There were two distinct news items this week. One was the opening up of offshore drilling by the Obama administration. The other was announcement of new mileage rules of cars and autos. These two moves are expected to help their bit towards energy security in the US, and to some extent help Americans lead the debate on global warming and greenhouse gases.
While a step in the right direction, one thinks: is it too little too late?
The target is to raise the average mileage of new cars to 35.5 miles per gallon by 2016. This converts to about 14.88 Kilometers per liter (KMPL). Translate this to another context, the ubiquitous motorcycles and scooters in Asia, used for commuting by masses average anywhere from 60 - 100 KMPL
American cities and lifestyle is designed on having the mobility that automobiles provide, more than most other countries in the world. During the past decade, I have lived and worked in India, UK, Canada, Europe (Switzerland) and traveled extensively to most metros in the US. In cities around the world, I have been able to manage to commute comfortably in busses, trams, metros, trains and other modes of public transit.

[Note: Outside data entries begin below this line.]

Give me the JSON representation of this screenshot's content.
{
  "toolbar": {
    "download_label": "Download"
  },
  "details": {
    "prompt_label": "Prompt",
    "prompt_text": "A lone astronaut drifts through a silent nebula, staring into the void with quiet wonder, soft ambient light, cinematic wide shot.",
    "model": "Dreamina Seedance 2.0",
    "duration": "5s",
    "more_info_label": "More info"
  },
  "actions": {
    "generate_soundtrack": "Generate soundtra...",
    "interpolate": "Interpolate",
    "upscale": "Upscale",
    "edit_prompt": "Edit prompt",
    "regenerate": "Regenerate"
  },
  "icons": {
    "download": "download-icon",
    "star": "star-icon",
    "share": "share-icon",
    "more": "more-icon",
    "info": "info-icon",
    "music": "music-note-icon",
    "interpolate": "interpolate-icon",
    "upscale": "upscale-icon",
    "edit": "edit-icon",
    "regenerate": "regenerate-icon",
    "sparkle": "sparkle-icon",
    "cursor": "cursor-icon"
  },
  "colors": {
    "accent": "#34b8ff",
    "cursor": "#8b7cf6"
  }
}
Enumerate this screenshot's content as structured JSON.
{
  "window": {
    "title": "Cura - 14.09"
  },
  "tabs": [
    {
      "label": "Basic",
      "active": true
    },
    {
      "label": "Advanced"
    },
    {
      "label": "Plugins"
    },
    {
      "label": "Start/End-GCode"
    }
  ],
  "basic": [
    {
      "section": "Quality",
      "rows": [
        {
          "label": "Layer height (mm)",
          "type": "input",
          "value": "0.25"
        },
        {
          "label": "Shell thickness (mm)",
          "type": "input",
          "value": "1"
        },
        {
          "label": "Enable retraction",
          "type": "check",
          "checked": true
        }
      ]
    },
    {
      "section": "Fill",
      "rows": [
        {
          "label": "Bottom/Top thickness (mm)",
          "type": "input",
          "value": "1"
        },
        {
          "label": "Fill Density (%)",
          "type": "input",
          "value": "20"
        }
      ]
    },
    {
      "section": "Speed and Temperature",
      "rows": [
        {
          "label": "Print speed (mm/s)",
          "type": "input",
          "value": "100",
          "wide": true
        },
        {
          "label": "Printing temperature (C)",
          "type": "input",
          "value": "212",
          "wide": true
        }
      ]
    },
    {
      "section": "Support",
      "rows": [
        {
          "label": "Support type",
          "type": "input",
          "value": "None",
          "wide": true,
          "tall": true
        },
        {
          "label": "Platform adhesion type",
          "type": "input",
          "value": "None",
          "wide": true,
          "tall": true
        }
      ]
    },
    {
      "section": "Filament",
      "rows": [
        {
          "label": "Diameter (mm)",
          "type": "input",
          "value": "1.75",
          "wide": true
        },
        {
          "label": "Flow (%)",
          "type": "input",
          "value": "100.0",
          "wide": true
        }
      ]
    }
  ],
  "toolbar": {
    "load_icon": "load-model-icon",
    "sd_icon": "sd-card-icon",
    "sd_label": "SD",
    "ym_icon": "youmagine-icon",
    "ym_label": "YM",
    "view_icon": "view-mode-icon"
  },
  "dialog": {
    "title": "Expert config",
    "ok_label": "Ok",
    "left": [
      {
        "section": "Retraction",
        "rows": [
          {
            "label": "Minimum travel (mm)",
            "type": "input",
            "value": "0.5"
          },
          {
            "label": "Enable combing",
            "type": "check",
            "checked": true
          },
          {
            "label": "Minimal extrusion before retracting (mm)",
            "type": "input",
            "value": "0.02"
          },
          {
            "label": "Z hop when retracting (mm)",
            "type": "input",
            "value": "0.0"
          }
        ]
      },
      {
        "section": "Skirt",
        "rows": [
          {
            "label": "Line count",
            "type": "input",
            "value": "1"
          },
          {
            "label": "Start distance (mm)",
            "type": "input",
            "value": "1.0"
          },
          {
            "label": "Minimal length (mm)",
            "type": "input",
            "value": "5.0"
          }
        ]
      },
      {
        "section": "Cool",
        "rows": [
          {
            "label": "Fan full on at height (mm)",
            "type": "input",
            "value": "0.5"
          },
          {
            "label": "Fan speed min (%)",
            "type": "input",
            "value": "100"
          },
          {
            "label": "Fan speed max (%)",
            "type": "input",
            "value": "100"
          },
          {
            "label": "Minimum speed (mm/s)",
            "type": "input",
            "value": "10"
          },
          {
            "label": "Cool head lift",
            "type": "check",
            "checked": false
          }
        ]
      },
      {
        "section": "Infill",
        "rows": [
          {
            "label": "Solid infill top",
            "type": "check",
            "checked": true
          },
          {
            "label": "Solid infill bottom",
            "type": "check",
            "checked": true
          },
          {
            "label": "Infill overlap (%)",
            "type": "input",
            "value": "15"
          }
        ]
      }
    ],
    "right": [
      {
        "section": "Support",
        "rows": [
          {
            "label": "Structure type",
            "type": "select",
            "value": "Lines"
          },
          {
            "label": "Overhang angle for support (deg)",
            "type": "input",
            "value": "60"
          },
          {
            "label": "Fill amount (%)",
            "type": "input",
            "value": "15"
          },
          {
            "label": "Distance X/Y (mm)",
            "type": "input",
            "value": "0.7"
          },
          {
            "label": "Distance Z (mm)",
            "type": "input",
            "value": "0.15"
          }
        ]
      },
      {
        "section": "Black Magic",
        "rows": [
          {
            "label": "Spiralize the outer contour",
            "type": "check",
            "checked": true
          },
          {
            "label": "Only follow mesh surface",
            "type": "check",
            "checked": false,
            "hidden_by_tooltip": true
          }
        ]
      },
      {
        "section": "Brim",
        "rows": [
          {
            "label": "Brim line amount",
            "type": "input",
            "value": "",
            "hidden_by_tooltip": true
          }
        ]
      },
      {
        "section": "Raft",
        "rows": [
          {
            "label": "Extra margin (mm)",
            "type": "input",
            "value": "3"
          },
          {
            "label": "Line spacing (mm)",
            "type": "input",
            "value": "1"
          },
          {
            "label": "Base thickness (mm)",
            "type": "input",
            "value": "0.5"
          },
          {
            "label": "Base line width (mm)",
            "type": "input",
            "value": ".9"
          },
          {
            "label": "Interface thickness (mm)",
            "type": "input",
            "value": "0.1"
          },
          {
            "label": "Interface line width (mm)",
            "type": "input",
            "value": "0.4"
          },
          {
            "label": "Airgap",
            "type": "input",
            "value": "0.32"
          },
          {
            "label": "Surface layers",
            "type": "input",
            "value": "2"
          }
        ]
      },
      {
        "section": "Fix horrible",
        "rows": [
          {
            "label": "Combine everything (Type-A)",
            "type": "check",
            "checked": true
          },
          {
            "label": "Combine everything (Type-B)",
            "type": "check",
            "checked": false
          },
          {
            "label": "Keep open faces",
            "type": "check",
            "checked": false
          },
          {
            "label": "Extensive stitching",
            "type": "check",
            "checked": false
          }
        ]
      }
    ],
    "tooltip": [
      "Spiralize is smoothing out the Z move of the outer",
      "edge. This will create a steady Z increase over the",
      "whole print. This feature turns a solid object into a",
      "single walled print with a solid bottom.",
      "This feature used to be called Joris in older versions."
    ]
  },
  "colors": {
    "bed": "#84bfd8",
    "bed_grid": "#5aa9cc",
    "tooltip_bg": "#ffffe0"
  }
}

Not so in most metros in the US (with possibly the exception of New York City). Much against my will, I have to rent cars and add my bit to emission greenhouse gas emission in the US. While, like most other Americans, I love the flexibility that an auto can provide, driving for commuting to work is generally a chore than a pleasure.
Europeans and Asians live in denser urban areas, closer to city hubs, relying heavily on public transit, which are inherently ‘greener.’ And it is not even fashionably been but a very practical way of life, designed by town/city planners. Most Americans don’t have this choice even if they wanted to.